SLO #5  [Definitions] Understand the role of definitions in mathematical discourse:

1. Understand the importance of precise definitions for geometric objects and that necessarily some geometric terms and relationships must remain undefined.
2. Recognize that there are a variety of acceptable definitions for some geometric objects.

The role of definitions in mathematics is a rich area for students’ exploration that is often overlooked. In many math classes, definitions are given by the textbook or teacher. However, in a geometry class, definitions can be a fruitful area for students to explore. Students can propose their own definitions for elementary concepts, such as a square, a triangle, circle, or even a straight line. They can engage in class discussions about verifiable mathematical definitions versus vague descriptive definitions, and they can compare and contrast definitions with different properties included.  For example, when asked to define what a rectangle is, one student might say it is a quadrilateral with four equal angles; another might say it is a quadrilateral that has at least three right angles and doesn’t have four equal sides; another might say it is a quadrilateral with reflection symmetry across the perpendicular bisectors of its sides; yet another might say it is a quadrilateral with four congruent angles and two pairs of congruent parallel sides.  

Classes can have rich discussions regarding both the equivalence and the quality of proposed definitions. Criteria for the quality of definitions could include: (1) use of commonly understood words or previously defined terms, (2) accurately describing what is being defined, and (3) including no superfluous information. One strategy to convey the need for (1) is to “define” two “nonsense” words with definitions that refer to one another and hence have no meaning. Some definitions must involve undefined terms, to avoid infinite regress. A strategy to convey this is to ask students to come up with a definition of a familiar object and prompt them to define the terms they use in their definition.

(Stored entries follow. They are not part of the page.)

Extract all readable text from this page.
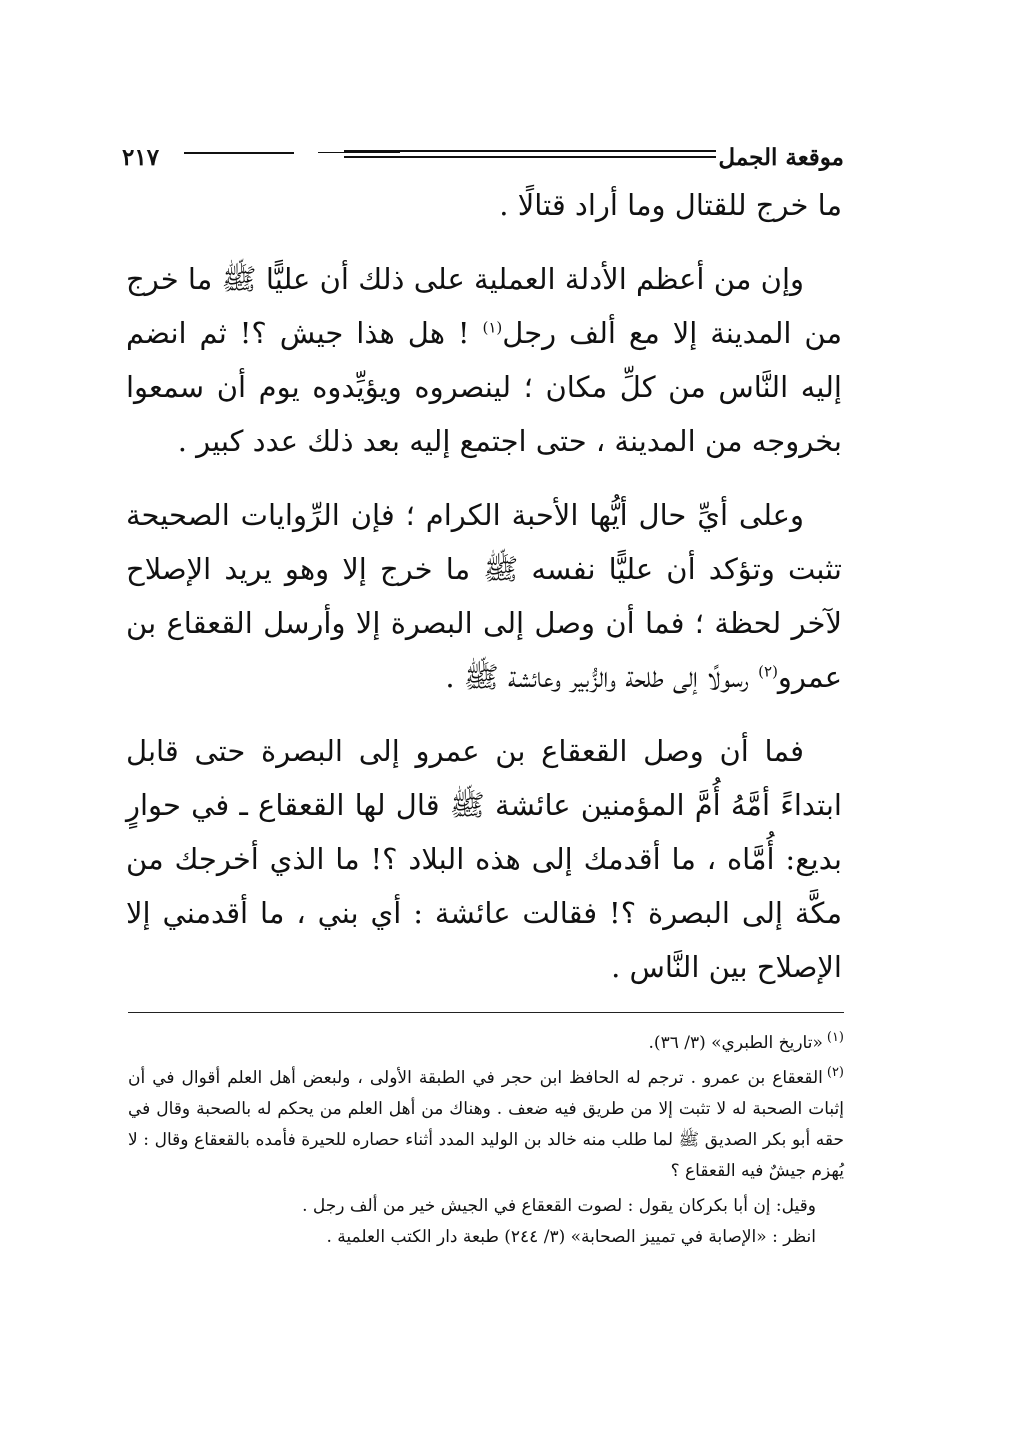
٢١٧	موقعة الجمل

ما خرج للقتال وما أراد قتالًا .

وإن من أعظم الأدلة العملية على ذلك أن عليًّا ﷺ ما خرج من المدينة إلا مع ألف رجل$^{(١)}$ ! هل هذا جيش ؟! ثم انضم إليه النَّاس من كلِّ مكان ؛ لينصروه ويؤيِّدوه يوم أن سمعوا بخروجه من المدينة ، حتى اجتمع إليه بعد ذلك عدد كبير .

وعلى أيِّ حال أيُّها الأحبة الكرام ؛ فإن الرِّوايات الصحيحة تثبت وتؤكد أن عليًّا نفسه ﷺ ما خرج إلا وهو يريد الإصلاح لآخر لحظة ؛ فما أن وصل إلى البصرة إلا وأرسل القعقاع بن عمرو$^{(٢)}$ رسولًا إلى طلحة والزُّبير وعائشة ﷺ .

فما أن وصل القعقاع بن عمرو إلى البصرة حتى قابل ابتداءً أمَّهُ أُمَّ المؤمنين عائشة ﷺ قال لها القعقاع ـ في حوارٍ بديع: أُمَّاه ، ما أقدمك إلى هذه البلاد ؟! ما الذي أخرجك من مكَّة إلى البصرة ؟! فقالت عائشة : أي بني ، ما أقدمني إلا الإصلاح بين النَّاس .

$^{(١)}$«تاريخ الطبري» (٣/ ٣٦).

$^{(٢)}$القعقاع بن عمرو . ترجم له الحافظ ابن حجر في الطبقة الأولى ، ولبعض أهل العلم أقوال في أن إثبات الصحبة له لا تثبت إلا من طريق فيه ضعف . وهناك من أهل العلم من يحكم له بالصحبة وقال في حقه أبو بكر الصديق ﷺ لما طلب منه خالد بن الوليد المدد أثناء حصاره للحيرة فأمده بالقعقاع وقال : لا يُهزم جيشٌ فيه القعقاع ؟

وقيل: إن أبا بكركان يقول : لصوت القعقاع في الجيش خير من ألف رجل .

انظر : «الإصابة في تمييز الصحابة» (٣/ ٢٤٤) طبعة دار الكتب العلمية .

Choices for definitions necessarily set the context for proving activity. For example, proving that two lines are parallel because they do not intersect can be very different from proving that they are parallel because they are everywhere equidistant. GeT students can also consider how changes in the assumptions within a geometric definition can lead to changes in the interpretations of other terms involving that definition. For example, a circle is often defined as the set of all points in a plane that are equidistant to a given point. If a geometry adopted the Euclidean metric for distance, then the property that distinct circles have a finite number of intersections holds; however, this property is not maintained with the Taxicab metric (Krause, 1975). 

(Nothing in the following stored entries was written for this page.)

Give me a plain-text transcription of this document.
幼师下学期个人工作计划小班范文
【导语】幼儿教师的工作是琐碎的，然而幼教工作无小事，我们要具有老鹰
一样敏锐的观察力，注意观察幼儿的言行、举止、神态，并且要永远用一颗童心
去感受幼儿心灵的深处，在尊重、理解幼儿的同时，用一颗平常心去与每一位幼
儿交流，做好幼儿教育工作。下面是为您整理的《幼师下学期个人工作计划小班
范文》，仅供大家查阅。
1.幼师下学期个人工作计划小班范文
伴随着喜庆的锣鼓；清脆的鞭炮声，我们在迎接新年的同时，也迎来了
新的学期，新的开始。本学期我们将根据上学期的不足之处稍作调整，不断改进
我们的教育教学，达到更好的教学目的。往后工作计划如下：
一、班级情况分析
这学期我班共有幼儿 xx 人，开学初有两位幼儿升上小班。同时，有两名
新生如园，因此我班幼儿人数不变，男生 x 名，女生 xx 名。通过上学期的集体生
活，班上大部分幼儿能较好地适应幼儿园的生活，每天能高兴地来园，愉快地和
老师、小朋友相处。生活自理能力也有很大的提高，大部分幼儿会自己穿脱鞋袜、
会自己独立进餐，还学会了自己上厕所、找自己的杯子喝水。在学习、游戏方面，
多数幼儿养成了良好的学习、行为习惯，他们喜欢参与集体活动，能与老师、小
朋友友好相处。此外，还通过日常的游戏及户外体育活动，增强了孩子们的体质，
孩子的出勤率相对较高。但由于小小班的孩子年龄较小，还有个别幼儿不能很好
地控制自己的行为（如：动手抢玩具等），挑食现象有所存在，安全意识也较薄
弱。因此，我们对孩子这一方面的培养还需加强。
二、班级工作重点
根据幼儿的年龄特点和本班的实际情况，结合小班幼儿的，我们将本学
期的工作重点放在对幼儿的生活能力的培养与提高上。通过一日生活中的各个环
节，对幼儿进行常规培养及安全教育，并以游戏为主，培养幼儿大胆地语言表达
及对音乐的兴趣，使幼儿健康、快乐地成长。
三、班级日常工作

The logical consequences of statements involving a definition include the assumed meanings for terms within a definition as well as the axioms of the system . For those who include significant non-Euclidean topics  there is opportunity to investigate the same definitions using different models. For example, there are no quadrilaterals with four right angles on the surface of the sphere or on the hyperbolic plane, but there are still quadrilaterals with reflective symmetry over the perpendicular bisectors of their sides. On the hyperbolic plane, there are lines that do not intersect but are not everywhere equidistant. On the sphere, there are not any lines that do not intersect, but there are still lines that make equal corresponding angles with a transversal. Some instructors have been surprised to discover that when students spend time in class exploring definitions and then are given a new space to explore on their own, they can productively spend weeks exploring the implications of potential definitions. For instance, what is a circle on the surface of a cone? If a circle is defined as the set of all points obtained by going a fixed distance from a given center in all directions, we get different circles than if a circle is defined as a figure with constant curvature, which is in turn different than if a circle is defined as a closed figure such that every straight line segment from the center to the boundary is the same length. Each of these types of circles have different properties that students can explore.

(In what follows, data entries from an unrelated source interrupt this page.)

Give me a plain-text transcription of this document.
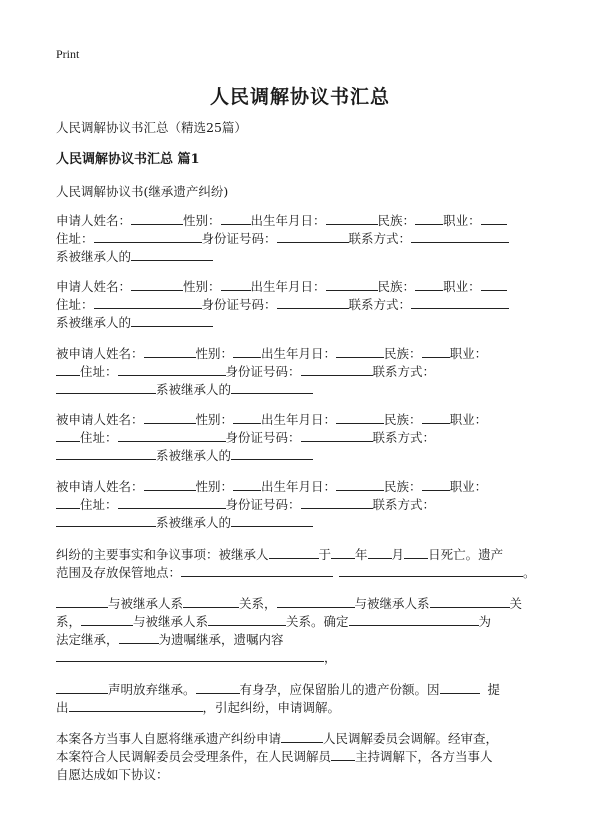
Print
人民调解协议书汇总
人民调解协议书汇总（精选25篇）
人民调解协议书汇总 篇1
人民调解协议书(继承遗产纠纷)
申请人姓名：	性别： 出生年月日：	民族： 职业：
住址：	身份证号码：	联系方式：
系被继承人的
申请人姓名：	性别： 出生年月日：	民族： 职业：
住址：	身份证号码：	联系方式：
系被继承人的
被申请人姓名：	性别： 出生年月日：	民族： 职业：
住址：	身份证号码：	联系方式：
系被继承人的
被申请人姓名：	性别： 出生年月日：	民族： 职业：
住址：	身份证号码：	联系方式：
系被继承人的
被申请人姓名：	性别： 出生年月日：	民族： 职业：
住址：	身份证号码：	联系方式：
系被继承人的
纠纷的主要事实和争议事项：被继承人	于 年 月 日死亡。遗产
范围及存放保管地点：	。
与被继承人系	关系，	与被继承人系	关
系，	与被继承人系	关系。确定	为
法定继承，	为遗嘱继承，遗嘱内容
，
声明放弃继承。	有身孕，应保留胎儿的遗产份额。因	提
出	，引起纠纷，申请调解。
本案各方当事人自愿将继承遗产纠纷申请	人民调解委员会调解。经审查，
本案符合人民调解委员会受理条件，在人民调解员 主持调解下，各方当事人
自愿达成如下协议：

The taxonomy of geometric objects is closely tied to definitions, and the exercise of classifying objects helps GeT students attend to the ramifications of adopting different definitions and become prepared to support prospective students’ reasoning at different Van Hiele levels (see, e.g., Burger & Shaughnessy, 1986). In elementary school, students are taught how to identify and classify different quadrilaterals as rectangles, rhombi, squares, or none of the above. As definitions become formalized in middle and high school geometry, they become associated with increasingly generic representations. It is in the GeT course that students consider the results of adopting alternative definitions for geometric terms. For example, trapezoid is typically defined inclusively in college geometry courses (a trapezoid is a quadrilateral with at least one pair of parallel sides) but it is sometimes defined exclusively in elementary and secondary courses (a quadrilateral with exactly one pair of parallel sides). Other terms commonly encountered in secondary geometry for which GeT students could discuss the consequences of adopting definitions supporting exclusive or inclusive meanings include: whether coincident lines are types of parallel lines, whether kites are types of rhombi, and whether the identity transformation is considered to be a type of rotation or a type of translation. Determining whether and when definitions have equivalent meanings and the consequences of adopting exclusive or inclusive definitions prepares GeT students for the varieties of geometric definitions they may encounter in teaching secondary geometry. 

References

Burger, W. F., & Shaughnessy, J. M. (1986). Characterizing the van Hiele levels of development in geometry. Journal for research in mathematics education, 17(1), 31-48.

Krause, E. F. (1975). Taxicab Geometry. Addison-Wesley Publishing. Menlo Park, CA.